ChatGPT is one of the AI tools that helped kick off the current AI trend, with an impressive (but often incorrect) ability to handle multi-step prompts and code problems. Your favorite apps might soon have AI features powered by ChatGPT.

OpenAI, the company behind ChatGPT and the DALL-E image generator, has released a public API for ChatGPT after six months of private testing with select partners. It allows anyone to integrate ChatGPT's AI model into other applications and services, feeding it data and receiving a response. OpenAI also released a public API for Whisper, its speech-to-text model.

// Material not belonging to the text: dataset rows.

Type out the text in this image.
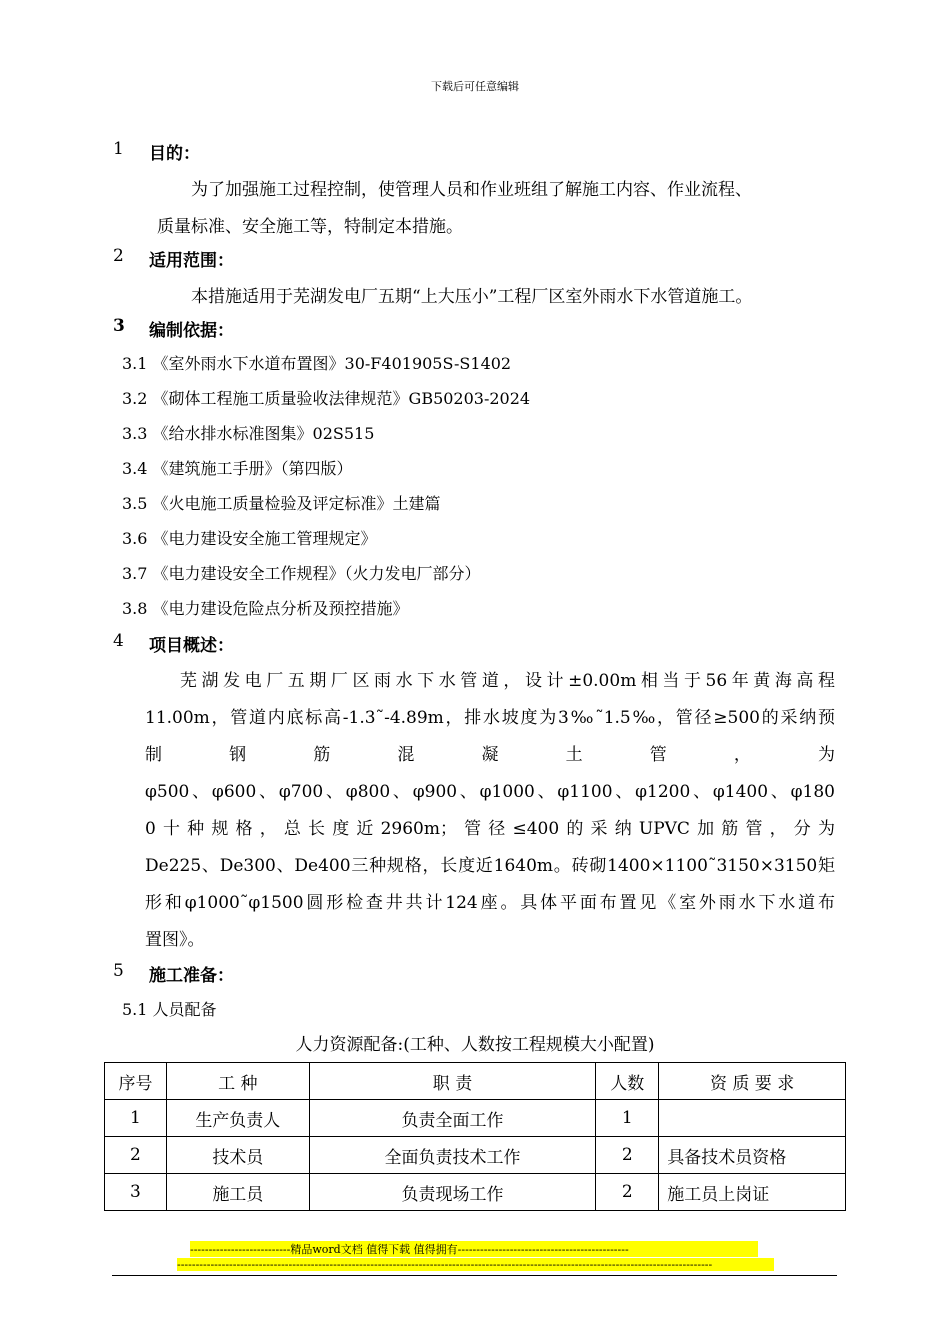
下载后可任意编辑
1 目的：
为了加强施工过程控制，使管理人员和作业班组了解施工内容、作业流程、
质量标准、安全施工等，特制定本措施。
2 适用范围：
本措施适用于芜湖发电厂五期“上大压小”工程厂区室外雨水下水管道施工。
3 编制依据：
3.1 《室外雨水下水道布置图》30-F401905S-S1402
3.2 《砌体工程施工质量验收法律规范》GB50203-2024
3.3 《给水排水标准图集》02S515
3.4 《建筑施工手册》（第四版）
3.5 《火电施工质量检验及评定标准》土建篇
3.6 《电力建设安全施工管理规定》
3.7 《电力建设安全工作规程》（火力发电厂部分）
3.8 《电力建设危险点分析及预控措施》
4 项目概述：
芜湖发电厂五期厂区雨水下水管道，设计±0.00m相当于56年黄海高程
11.00m，管道内底标高-1.3˜-4.89m，排水坡度为3‰˜1.5‰，管径≥500的采纳预
制钢筋混凝土管，为
φ500、φ600、φ700、φ800、φ900、φ1000、φ1100、φ1200、φ1400、φ180
0十种规格，总长度近2960m；管径≤400的采纳UPVC加筋管，分为
De225、De300、De400三种规格，长度近1640m。砖砌1400×1100˜3150×3150矩
形和φ1000˜φ1500圆形检查井共计124座。具体平面布置见《室外雨水下水道布
置图》。
5 施工准备：
5.1 人员配备
人力资源配备:(工种、人数按工程规模大小配置)
序号	工 种	职 责	人数	资 质 要 求
1	生产负责人	负责全面工作	1	
2	技术员	全面负责技术工作	2	具备技术员资格
3	施工员	负责现场工作	2	施工员上岗证
---------------------------精品word文档 值得下载 值得拥有----------------------------------------------
------------------------------------------------------------------------------------------------------------------------------------------------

Most AI models still require a decent amount of computational power, but OpenAI says it has heavily optimized ChatGPT over the past few months. The company wrote, "Through a series of system-wide optimizations, we've achieved 90% cost reduction for ChatGPT since December; we're now passing through those savings to API users."

The ChatGPT API is already being used in Snapchat (for the "My AI" feature), Quizlet, Instacart, Shop from Shopify, and the Speak language learning app. Now that the API is public, you can expect a lot more apps to add AI chatbots, even if they don't improve the general experience -- Snapchat's implementation is just ChatGPT in the direct messages interface, for example.

The news comes as Microsoft's Bing Chat, which is partially based on ChatGPT technology, starts arriving in more Microsoft apps. ChatGPT is still worse at general knowledge prompts than Bing, since its database is a few years old and doesn't provide sources, but it has the advantage of already being fully available. The "new Bing" is still locked behind a waitlist, and there are other alternatives to ChatGPT as well.